Some of these steps are appropriate, if targeted carefully. India should aspire to make more of its own electronics and drug ingredients and would be more secure if it could build 5G telecoms networks without Chinese parts. It also needs to be wary of the threat of Chinese future economic coercion if relations between the two powers worsen, for instance the risk that Beijing might in future limit exports of pharmaceutical inputs, just as it recently imposed punitive tariffs on Australian crop exports after a diplomatic spat.
Yet all these steps also come with costs, at a time when India’s battered economy is already struggling. India’s potentially vast consumer market is attractive to Chinese companies, and its tech sector has attracted funds from Chinese investors. But arbitrary import restrictions or consumer boycotts will be largely self-defeating.
The real risks of launching a mini trade war against China are longer-term: It will encourage India to continue its slide toward the dead end of economic self-reliance. Under Modi it has already taken tentative steps down this path. Attempts to transform India into a manufacturing and exporting powerhouse have almost entirely failed. Modi passed on the chance to enter the Regional Comprehensive Economic Partnership, an Indo-Pacific trade pact. Powerful voices within his ruling Hindu nationalist party dislike trade and economic openness on principle, hankering for a return to an earlier era of hopeless economic isolation. Modi’s political base among small-scale farmers and shopkeepers have long resisted greater economic openness, too.

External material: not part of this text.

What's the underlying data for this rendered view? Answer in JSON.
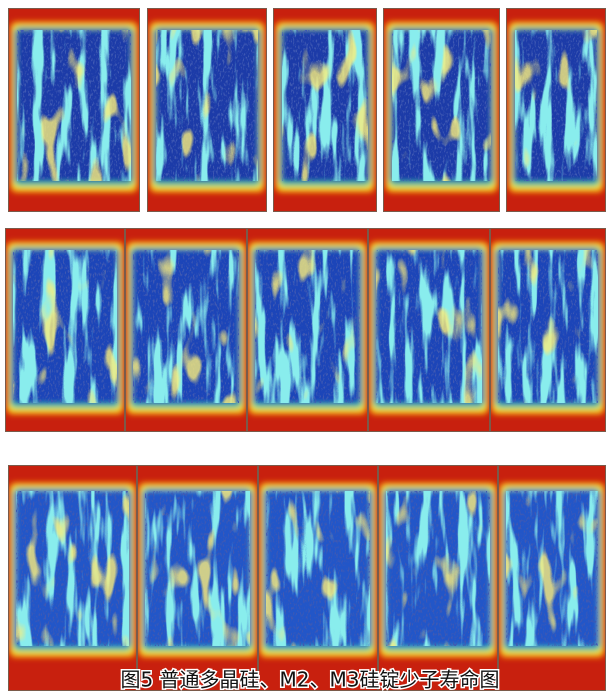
{
  "caption": "图5 普通多晶硅、M2、M3硅锭少子寿命图"
}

All this would be a momentous mistake. India will struggle to compete militarily with China until it finds a way to rekindle an economy that was sputtering badly even before the calamity of COVID-19. Genuine security considerations might warrant some modest, carefully targeted restrictions on trade with China. But this means India will also need to work harder to build trading ties with other nations, and especially so elsewhere in Asia. Balancing China abroad and deterring it domestically is a long-term project, and one that needs money to fund military expansion at home. And if India is to develop a wider range of strategic relationships with nations like Australia, Japan, and South Korea as part of a plan to counter China, it will also need to be underpin these with stronger economic ties.
Over recent weeks, China’s decision to pursue minor tactical advantages in the Himalayas has come at the huge strategic cost of transforming India from a skeptical neighbor into something much more clearly resembling a geopolitical adversary. Yet it is far from impossible to imagine that China’s assertive military behavior might ultimately have the perverse effect of pushing India in an inward economic direction whose long-term beneficiary is China itself. India should avoid this path. As Modi weighs how to respond, he must recognize that India has scant ability to hurt China economically, but it has plenty of ability to hurt itself.